Platon, la République
Commentaires
Très bien résumé "Pimoulle". l'état devrait protéger ses citoyens en offrant une régulation controlé, et au lieu de cela, c'est tout le contraire avec le libéralisme et la dérégulation à outrance. Nous savons ce que nous avons eu avec l'état providence juste après la guerre qui permettait la vrai devise "liberté - égalité - fraternité -". Et pourtant aujourd'hui, beaucoup ne veulent plus de ce temps "révolu" ou la majorité d'entre nous était heureux.
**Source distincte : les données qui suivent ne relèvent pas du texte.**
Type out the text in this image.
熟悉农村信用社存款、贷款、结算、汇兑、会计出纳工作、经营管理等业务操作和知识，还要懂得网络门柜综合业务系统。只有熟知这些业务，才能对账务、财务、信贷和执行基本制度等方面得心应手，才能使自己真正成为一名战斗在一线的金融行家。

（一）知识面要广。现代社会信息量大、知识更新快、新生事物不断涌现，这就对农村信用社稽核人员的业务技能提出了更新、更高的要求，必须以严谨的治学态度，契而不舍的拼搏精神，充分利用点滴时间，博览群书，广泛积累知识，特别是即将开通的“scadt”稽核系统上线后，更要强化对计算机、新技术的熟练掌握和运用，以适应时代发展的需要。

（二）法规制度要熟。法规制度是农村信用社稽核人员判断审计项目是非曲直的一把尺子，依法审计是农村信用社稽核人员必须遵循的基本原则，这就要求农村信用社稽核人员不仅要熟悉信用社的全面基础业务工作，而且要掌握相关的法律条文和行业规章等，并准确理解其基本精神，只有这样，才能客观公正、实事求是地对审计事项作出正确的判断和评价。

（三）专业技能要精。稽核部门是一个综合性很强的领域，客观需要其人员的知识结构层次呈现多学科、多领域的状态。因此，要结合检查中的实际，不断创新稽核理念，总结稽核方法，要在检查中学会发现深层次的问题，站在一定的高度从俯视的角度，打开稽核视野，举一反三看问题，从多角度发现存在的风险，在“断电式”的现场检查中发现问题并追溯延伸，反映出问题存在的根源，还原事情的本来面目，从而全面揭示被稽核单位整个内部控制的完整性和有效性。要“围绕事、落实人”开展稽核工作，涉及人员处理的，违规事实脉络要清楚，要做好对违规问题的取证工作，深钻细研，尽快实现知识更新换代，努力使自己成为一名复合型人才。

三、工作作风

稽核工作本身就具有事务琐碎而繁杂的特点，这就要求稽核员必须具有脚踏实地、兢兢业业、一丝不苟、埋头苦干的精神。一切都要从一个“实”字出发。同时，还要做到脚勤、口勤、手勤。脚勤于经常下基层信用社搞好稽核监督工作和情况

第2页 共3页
On préfère que ça soit les "riches" qui tiennent l'économie à la manière d'un état anglophone qui met de côté tous les "exclus et personnes à non valeurs ajoutés". avec un état fort socialement et des fonctionnaires plus nombreux, nous sommes capable de remettre toutes ces personnes dans le droit chemin. comme le disait notre maire, c'est la privatisation des bénéfices et la mutualisation des pertes qui rend notre état plus faible encore et la finance plus forte..
Ces tragedies sont le produit des choix politiques de nos gouvernements successifs: le liberalisme, la "culture du resultat", "l'ouverture" a la "concurrence non faussee", l'Etat-providence qui nuit a la competitivite des entreprises, l'Europe qui "recommande" ceci et cela, etc, etc. Dans ce monde ouvert, il n'y a pas de place pour ceux qui ne savent pas saisir les "immenses opportunitites" que leur offre la glabalisation: les vieux, les pauvres, les malades, et bien sur, les ados en manque d'affection; ils peuvent et ils doivent disparaitre.
C'est pourquoi l'abstention d'abord, l'insurrection ensuite sont les imperatifs de notre temps. Les Francais l'ont compris; le reste n'est plus qu'une queTion de temps.